Is your client the British government by any chance? They're pushing Agile methodologies big time.

I've only ever worked on Waterfall and V-Model projects - V-Model was far and away the best.

No it's not the government by any stretch!

That one surprised me a bit as it doesn't sound particularly agile. I would have thought it would have been the other way, with stories being perhaps a bit flawed/basic to start with but then challenged and iterated during the course of development. Then again, it depends on the type of development being done. In disciplines such as data warehousing where rework is typically costly/risky/time-consuming, there is a greater need for clarity when entering into an iteration.

In fairness, the process is only 3 months old and the culture shift is still happening, my mini-rant above was about it's current state. Give it 6 months and I may well be singing the praises of agile methodology.

One nice change is monthly scheduled releases into the production environment containing the previous sprints completed work, before it was very much 'it's done, get it in!!', which can be quite strenuous on personal time/sleep patterns.
 
Lean is fantastic, and my limited involvement with Kanban and SixSigma is positive too. I don't rate iterative deployments purely because of my own live services background. As the receiving manager I was accepting into live as part of a transition organisation. Iterative just means the responsibility is on the receiving managers to poke holes in each attempt, get the feedback to the devs and have them run around the loop again. Great for them to have the bitesize chunks and quick feedback, but rubbish for us that are burning hours trying to get what it is we need (and even then we weren't the client, and we didn't have a direct relationship with the client either).

An iterative waterfall approach with short timelines and formal feedback loops does work, but it doesn't have the speedy start that agile has purely on the basis that what's required needs to be baselined.
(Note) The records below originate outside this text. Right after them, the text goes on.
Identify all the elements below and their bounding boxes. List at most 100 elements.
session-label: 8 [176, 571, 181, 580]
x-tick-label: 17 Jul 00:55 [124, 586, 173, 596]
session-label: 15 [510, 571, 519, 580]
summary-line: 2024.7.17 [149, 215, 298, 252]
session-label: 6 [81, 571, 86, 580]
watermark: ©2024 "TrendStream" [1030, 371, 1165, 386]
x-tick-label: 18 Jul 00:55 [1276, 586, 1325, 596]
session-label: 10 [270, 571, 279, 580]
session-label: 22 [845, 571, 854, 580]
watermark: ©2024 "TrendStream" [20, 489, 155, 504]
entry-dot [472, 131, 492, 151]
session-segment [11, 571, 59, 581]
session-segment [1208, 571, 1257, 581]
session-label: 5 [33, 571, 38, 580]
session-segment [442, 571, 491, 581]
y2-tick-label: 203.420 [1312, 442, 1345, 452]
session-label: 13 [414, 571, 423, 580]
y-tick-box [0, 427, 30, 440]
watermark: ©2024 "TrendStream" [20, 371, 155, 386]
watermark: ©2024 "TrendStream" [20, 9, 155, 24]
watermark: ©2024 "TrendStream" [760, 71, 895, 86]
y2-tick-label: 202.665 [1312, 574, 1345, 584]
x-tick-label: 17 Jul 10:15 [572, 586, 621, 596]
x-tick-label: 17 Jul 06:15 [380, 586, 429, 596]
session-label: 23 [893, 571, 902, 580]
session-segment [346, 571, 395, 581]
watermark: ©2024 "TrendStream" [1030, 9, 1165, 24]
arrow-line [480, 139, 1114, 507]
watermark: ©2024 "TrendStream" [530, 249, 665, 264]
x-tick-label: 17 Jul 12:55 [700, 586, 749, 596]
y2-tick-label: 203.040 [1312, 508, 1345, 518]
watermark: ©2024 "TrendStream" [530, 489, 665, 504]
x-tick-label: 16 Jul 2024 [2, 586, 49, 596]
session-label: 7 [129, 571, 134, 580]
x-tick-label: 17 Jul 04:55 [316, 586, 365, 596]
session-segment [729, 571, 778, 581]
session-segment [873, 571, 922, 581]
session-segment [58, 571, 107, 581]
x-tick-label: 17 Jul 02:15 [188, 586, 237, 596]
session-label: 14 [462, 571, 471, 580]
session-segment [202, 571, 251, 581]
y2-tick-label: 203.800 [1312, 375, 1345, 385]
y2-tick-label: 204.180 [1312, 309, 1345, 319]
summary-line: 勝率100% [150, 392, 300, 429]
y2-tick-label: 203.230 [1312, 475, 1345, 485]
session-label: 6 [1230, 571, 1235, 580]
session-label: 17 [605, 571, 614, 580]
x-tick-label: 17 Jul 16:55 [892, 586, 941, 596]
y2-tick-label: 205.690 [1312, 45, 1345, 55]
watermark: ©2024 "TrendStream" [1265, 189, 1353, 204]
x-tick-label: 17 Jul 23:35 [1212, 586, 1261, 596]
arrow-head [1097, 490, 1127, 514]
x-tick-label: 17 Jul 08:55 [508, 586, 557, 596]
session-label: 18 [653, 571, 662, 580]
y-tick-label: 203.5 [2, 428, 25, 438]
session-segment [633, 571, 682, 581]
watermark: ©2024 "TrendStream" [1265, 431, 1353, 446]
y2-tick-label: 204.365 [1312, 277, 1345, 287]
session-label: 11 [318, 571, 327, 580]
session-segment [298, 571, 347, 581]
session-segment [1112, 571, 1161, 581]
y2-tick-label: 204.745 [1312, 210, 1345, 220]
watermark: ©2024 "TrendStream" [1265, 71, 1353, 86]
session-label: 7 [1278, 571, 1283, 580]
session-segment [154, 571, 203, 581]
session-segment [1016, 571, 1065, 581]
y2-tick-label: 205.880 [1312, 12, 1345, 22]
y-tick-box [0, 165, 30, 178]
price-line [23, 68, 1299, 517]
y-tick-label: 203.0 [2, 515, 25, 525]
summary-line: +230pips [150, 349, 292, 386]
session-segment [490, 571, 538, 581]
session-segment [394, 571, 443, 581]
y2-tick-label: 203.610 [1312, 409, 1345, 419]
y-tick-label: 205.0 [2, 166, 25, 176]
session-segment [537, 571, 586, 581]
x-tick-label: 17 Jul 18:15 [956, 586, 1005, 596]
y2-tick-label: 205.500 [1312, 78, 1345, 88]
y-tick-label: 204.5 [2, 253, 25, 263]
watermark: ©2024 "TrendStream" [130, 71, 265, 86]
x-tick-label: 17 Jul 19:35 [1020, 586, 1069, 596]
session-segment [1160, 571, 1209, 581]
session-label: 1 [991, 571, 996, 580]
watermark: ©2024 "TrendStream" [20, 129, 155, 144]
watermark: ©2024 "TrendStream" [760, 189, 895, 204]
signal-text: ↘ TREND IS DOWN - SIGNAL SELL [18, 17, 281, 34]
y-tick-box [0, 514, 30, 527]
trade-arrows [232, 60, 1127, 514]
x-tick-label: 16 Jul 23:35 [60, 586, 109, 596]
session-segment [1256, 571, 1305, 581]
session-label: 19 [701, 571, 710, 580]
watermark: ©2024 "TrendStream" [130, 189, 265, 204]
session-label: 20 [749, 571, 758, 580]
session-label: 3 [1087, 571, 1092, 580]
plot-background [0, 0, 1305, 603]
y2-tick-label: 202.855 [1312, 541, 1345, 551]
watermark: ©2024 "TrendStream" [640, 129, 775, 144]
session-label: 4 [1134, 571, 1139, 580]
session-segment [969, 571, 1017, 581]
In an agile environment you can't have the hands-off approach that too many orgs have, and especially so when the work is outsourced. I'm working with a major retail business in the UK at the moment and they have outsourced almost the entire of the IT business to an external consultants, and then the service design to another external provider. Having been on the account a week it doesn't feel like the closeness of working relationship is there to engender the required trust to work effectively in scrums in an agile delivery.
 
So...what if the developer is the tester? And the story is only complete when they have coded and tested their solution? I think is partly what the quote is getting at, a sprint delivers production ready code that within a sprint cycle has gone through all the phases of a traditional software development lifecycle.
In that case you need to make sure you don't give yourself too bigger piece of work that you can't ever complete the storey.
 
So...what if the developer is the tester? And the story is only complete when they have coded and tested their solution? I think is partly what the quote is getting at, a sprint delivers production ready code that within a sprint cycle has gone through all the phases of a traditional software development lifecycle.
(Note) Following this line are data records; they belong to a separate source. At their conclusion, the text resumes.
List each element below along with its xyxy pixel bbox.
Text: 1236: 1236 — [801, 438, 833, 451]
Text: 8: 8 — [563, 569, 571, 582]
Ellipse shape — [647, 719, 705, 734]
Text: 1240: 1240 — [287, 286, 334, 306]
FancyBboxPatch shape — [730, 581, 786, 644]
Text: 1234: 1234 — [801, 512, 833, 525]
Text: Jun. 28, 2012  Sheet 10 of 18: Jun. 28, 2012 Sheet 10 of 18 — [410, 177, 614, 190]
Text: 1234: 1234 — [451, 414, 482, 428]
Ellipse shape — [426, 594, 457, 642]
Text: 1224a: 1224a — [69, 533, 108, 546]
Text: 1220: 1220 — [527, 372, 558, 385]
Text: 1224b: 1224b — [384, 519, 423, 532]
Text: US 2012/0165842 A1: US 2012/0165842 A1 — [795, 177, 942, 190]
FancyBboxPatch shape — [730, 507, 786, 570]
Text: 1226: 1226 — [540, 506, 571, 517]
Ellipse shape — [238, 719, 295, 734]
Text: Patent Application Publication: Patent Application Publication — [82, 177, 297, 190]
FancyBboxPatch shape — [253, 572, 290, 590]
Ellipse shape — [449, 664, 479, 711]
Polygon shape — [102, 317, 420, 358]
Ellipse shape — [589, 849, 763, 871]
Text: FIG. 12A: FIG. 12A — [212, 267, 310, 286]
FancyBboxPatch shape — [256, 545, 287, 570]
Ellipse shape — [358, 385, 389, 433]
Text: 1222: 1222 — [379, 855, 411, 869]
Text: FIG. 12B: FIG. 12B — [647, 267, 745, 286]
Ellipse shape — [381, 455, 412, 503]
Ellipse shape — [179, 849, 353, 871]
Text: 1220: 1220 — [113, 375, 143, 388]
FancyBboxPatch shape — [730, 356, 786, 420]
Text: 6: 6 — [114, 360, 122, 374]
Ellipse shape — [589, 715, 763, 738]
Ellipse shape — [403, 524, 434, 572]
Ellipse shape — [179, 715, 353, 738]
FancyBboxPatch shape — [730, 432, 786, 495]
That makes absolute sense, and is the only way I can get it straight in my head. But in reality having someone who is skilled at both developing and testing is quite tricky and I don't think that I've ever seen a job advert for a joint dev/tester role in an agile environment. I think most places will still have testers and developers which leads me back to my original confusion.
 
Agile is very powerful when used correctly. It requires a shift in culture and working practices which is not easy to implement but when you have full feature teams that work well, you can produce much better software.

I've worked in Scrum teams in the last 3 years or so and tbh, I wouldn't want to use anything else.

Agree that Agile is great. Where I work currently though it seems to mean 'start work on a project and just make it up as we go along, occasionally check in with the stakeholders'.